By late afternoon, almost everything is closed and vendors have cleaned up and gone home for a few hours of rest before their day begins again in the middle of the night.

The concrete footpaths are still damp from scrubbing.  Sunlight filters down through the tarpaulins.  The community of shopkeepers is tightly-knit.  Friendships are made and families intermarry.  True to the Thai ethos, despite the hard work there is always time for some fun.  And nothing is more fun that some chit-chat and gossip.  Well, except eating!



Above, a view of the khlong – canal – that runs through the market.  This used to be used as an open-air sewer, the tides flushing refuse out to the river twice a day.  While it still isn’t the cleanest water in the city, shopkeepers are now forbidden to dump anything into it.  From what I understand, most of them comply.  Quarters are close as houses are tightly packed but this part of the district is by no means the most humble.

Thai Buddhists love pork but rarely eat beef.  The taste of Thai Muslims is the reverse.  But poultry, below, is a favorite food for Thais of all beliefs.  Guaranteeing freshness, you can buy your chickens and ducks alive and kill them yourself at home, or if your condo doesn’t allow that, have them slaughtered and cleaned for you.

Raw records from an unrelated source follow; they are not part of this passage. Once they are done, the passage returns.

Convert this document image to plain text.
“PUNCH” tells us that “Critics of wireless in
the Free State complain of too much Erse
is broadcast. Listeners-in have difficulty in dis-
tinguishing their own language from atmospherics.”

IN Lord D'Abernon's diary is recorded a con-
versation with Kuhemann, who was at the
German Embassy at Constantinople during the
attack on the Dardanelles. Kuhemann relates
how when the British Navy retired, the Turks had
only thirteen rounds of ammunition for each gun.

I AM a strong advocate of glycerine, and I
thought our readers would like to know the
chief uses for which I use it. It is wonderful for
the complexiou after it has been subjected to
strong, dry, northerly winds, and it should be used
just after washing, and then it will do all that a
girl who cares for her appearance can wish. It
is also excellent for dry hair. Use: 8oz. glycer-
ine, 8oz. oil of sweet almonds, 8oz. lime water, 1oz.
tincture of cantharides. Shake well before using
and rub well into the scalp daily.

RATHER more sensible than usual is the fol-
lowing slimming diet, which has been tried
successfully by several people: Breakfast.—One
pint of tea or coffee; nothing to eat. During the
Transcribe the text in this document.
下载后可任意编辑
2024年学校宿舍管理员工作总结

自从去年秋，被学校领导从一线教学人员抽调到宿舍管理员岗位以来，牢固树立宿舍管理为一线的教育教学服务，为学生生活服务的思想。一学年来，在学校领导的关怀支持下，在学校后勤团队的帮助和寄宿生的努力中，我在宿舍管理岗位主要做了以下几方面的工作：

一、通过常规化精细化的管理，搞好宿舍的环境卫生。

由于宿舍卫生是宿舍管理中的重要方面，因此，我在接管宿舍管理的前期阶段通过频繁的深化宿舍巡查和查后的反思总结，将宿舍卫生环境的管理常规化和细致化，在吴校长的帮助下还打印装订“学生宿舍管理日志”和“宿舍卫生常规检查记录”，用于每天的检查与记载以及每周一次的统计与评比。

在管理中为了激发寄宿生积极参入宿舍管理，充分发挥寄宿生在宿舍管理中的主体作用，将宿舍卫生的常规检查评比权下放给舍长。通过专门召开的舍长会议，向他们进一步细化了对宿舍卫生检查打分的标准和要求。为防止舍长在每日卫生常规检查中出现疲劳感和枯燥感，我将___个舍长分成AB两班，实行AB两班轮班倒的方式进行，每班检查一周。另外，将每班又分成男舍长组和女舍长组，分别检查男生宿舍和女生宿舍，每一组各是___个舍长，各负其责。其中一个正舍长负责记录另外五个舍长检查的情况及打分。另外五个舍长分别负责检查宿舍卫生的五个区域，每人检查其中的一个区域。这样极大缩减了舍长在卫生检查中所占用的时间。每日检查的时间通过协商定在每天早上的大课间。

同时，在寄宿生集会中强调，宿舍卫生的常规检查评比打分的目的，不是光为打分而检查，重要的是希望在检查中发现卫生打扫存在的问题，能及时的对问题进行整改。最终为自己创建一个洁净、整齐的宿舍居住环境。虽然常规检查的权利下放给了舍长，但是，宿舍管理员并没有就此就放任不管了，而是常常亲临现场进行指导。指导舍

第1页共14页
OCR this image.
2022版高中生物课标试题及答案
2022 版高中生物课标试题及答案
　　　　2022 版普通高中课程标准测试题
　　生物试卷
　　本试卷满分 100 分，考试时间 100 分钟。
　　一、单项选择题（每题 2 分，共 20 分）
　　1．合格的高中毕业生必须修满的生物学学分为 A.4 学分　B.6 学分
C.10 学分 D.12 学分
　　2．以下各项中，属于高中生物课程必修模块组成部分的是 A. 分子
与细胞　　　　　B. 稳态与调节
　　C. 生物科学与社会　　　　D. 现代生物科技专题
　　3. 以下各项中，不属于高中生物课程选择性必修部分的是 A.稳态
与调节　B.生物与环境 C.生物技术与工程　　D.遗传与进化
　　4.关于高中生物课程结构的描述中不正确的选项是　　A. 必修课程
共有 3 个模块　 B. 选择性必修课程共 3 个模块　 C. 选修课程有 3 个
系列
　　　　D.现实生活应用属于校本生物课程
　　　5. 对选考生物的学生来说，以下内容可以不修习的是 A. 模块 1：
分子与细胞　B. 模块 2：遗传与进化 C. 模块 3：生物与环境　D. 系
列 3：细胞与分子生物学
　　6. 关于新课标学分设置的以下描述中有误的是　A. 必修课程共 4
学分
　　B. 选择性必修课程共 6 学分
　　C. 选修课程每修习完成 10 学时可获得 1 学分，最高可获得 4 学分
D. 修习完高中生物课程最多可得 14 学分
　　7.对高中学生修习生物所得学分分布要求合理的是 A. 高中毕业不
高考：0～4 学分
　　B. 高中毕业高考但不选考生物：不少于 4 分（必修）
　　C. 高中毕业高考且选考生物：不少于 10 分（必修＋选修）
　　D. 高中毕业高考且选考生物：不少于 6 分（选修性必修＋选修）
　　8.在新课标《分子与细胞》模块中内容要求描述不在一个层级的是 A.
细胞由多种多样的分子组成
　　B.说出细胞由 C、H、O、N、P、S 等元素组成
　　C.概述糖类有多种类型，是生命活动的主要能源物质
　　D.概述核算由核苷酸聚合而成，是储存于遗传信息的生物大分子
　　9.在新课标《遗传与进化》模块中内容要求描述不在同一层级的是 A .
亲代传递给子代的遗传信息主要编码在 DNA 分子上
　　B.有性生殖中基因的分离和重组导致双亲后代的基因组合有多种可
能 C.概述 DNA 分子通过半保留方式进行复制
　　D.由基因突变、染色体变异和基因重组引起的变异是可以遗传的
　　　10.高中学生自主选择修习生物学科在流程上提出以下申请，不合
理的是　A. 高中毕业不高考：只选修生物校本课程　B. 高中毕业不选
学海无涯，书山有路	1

The market offers an interesting array of food and no shortage of people who were curious about the farangs walking through their world.  I want to go back in the predawn hours, when the market is at its busiest, and see how it looks then.  Probably a lot harder to take pictures, though.

If you’re in town, you should stop by for a look.  The market is a very short walk from the Queen Sirikit Convention Centre subway station.